Ah, villains. We love to hate them. And while we may not fall in love with the bad guys and most have no redeemable qualities whatsoever, we can’t help but be fascinated by them. It’s only human nature. It’s like driving by a car accident. We feel horrible for the people involved but we can’t help but look. Hopefully we are all non-villains here at the diner, nevertheless as writers we are intrigued about what makes them tick. Many times, the villain is so interesting, so compelling, he steals the show from the hero.
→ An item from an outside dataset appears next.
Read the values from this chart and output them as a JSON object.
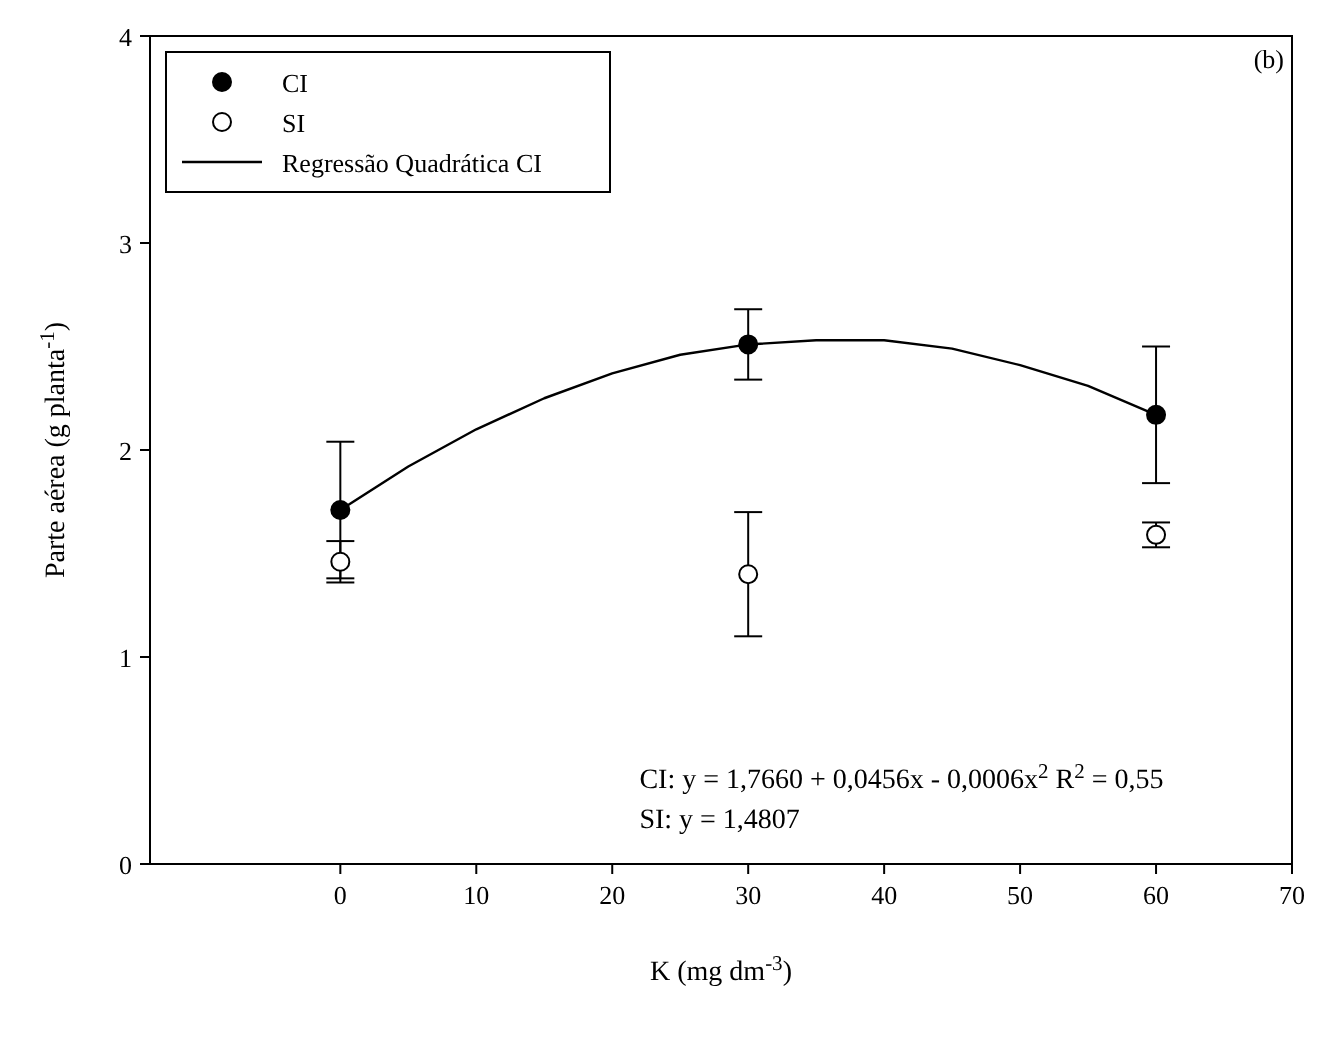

Think Darth Vader in Star Wars or Mrs. Danvers in Rebecca. Archibald Cunningham in Rob Roy or Jack Nicholson’s Joker in Batman. Nurse Ratched in One Flew Over the Cuckoo’s Nest or Hannibal Lector in Silence of the Lambs. They weren’t the stars, but they made the movie.
No actor has brought more life and personality to bad guys on the big screen better than Alan Rickman. While he is a very talented thespian whose range goes from dramatic to comedic roles, it’s his villains that we love him for. The man is an acting genius, bringing a quality and depth to each of his evil characters that captivates us, leaving us eagerly awaiting his next appearance onstage as the drama plays out, while we all but forget about the hero.
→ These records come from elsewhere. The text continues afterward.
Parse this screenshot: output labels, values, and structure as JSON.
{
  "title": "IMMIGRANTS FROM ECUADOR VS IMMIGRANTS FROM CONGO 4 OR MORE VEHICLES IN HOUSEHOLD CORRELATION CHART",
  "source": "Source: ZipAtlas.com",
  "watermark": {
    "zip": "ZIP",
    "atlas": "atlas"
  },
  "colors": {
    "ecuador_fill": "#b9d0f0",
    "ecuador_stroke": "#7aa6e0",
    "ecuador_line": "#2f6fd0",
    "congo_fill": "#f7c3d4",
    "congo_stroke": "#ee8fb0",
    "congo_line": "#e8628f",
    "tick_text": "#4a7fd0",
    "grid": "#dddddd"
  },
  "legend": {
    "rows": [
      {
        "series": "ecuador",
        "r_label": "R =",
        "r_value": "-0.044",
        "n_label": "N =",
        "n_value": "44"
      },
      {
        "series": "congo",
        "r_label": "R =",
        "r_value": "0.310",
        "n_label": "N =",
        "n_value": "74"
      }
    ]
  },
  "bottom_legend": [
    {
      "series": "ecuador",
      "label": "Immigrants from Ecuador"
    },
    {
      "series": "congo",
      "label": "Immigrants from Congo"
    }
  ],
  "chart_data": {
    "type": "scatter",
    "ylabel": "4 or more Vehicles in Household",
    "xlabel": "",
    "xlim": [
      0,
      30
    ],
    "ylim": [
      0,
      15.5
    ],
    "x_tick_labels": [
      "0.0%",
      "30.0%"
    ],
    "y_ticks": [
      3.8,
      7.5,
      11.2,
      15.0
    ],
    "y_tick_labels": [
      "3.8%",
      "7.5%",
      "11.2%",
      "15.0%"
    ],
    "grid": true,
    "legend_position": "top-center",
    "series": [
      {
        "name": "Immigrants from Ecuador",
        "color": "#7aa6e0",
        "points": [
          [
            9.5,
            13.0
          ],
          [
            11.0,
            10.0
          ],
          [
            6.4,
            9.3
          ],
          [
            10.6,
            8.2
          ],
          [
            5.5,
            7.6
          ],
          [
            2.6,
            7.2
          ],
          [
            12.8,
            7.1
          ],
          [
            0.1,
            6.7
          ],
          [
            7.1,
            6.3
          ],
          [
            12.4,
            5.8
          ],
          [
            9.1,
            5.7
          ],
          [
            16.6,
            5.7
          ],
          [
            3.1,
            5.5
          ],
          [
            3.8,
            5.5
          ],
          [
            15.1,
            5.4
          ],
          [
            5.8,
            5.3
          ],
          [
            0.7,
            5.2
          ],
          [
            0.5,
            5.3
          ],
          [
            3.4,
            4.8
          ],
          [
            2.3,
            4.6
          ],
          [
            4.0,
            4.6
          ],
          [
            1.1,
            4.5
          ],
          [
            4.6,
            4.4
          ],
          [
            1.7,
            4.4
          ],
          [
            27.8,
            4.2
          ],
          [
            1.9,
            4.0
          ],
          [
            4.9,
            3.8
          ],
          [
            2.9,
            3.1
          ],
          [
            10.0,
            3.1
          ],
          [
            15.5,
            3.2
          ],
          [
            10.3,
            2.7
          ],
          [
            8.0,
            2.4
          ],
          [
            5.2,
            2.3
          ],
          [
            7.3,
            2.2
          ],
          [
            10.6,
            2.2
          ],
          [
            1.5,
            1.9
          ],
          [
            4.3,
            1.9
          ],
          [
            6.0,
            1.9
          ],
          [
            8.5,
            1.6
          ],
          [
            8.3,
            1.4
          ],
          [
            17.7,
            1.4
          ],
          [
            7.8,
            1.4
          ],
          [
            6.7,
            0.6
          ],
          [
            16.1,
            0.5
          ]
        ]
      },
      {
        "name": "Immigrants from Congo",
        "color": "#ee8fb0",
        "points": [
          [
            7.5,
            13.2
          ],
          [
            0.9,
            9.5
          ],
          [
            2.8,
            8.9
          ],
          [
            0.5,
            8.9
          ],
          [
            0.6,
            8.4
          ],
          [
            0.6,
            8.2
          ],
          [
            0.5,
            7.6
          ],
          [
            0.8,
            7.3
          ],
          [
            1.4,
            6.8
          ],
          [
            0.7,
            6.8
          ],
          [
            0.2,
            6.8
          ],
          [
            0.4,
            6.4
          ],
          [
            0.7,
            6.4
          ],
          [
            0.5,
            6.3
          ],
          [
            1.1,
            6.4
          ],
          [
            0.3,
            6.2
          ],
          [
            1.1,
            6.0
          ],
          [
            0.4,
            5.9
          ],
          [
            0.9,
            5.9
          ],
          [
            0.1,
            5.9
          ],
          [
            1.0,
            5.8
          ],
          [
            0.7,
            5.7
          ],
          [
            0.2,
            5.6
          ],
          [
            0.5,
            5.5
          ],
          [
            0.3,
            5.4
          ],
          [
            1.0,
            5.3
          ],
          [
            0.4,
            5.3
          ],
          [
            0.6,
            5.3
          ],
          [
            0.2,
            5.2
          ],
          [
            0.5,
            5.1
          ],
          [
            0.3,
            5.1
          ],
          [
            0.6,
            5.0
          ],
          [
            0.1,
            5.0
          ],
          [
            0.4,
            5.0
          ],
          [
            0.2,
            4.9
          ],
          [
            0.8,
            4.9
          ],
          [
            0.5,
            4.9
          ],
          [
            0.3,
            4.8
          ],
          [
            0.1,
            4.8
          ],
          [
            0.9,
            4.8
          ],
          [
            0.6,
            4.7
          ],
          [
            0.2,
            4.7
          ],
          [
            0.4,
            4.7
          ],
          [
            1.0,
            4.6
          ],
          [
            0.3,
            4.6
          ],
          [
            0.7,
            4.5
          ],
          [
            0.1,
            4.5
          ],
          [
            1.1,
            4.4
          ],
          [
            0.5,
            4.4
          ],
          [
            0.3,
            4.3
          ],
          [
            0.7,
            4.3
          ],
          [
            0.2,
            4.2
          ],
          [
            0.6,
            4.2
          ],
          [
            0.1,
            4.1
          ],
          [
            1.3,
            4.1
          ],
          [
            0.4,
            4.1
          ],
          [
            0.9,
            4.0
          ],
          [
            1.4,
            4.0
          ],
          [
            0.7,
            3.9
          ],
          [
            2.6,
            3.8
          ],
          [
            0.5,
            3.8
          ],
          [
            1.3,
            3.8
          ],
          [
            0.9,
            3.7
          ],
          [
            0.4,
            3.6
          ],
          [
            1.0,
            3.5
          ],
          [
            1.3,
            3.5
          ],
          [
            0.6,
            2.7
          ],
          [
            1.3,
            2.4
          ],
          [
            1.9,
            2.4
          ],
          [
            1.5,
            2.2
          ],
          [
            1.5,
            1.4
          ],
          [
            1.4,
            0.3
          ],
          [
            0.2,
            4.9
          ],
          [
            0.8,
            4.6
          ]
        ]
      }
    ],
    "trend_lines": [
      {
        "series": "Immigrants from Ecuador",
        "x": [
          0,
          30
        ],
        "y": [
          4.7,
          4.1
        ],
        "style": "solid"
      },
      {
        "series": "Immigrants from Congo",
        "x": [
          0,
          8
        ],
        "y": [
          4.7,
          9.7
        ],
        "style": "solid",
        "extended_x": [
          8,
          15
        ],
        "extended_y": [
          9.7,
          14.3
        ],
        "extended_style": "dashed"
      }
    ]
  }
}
He first burst onto the big screen as the merciless German terrorist Hans Gruber in Die Hard. Sure, Bruce Willis was the mega star, but Gruber’s cool sneers and subtle malice kept us glued to our seats. Even as he got his in the climactic end, all of American sat up and said “Who was that guy?” Next came his unforgettable portrayal of the Sheriff of Nottingham in Robin Hood: Prince of Thieves. Can you say Kevin who? While Costner was the box office draw, Rickman’s performance was the one everyone was talking about. He ranted and raved through each of his scenes, his frustration comical as Robin Hood thwarted his best-laid plans. His smarmy Sheriff had so much screen presence and all the best lines that he stole the whole movie out from under Kevin Costner’s nose, earning him the British Academy Award for Best Supporting Actor. His next villainous role was that of Grigori Rasputin in the HBO series Rasputin: Dark Servant of Destiny. His portrayal of the mad monk was so convincing, it garnered him an Emmy and Golden Globe award for it.
Then there’s Serevus Snape, a complex character Rickman has portrayed in all of the Harry Potter movies. While technically he wasn’t really a villain, he started out as one. Or did he? His character had us so conflicted, we never truly knew where his loyalties lay until the very end of the series. Some of us still aren’t sure. There’s never been a dark character so mysterious, so misleading, so multi-dimensional and layered, as Serevus Snape. Chalk that one up to the brilliant talent of J.K. Rowling. She took a character from villain to tragic hero on the written page and Alan Rickman brought him to full, vibrant life on the big screen. It’s a lesson we all should take to heart: if you ever think you may want to make your villain redeemable at some point, you might want to start by studying the life of Serevus Snape.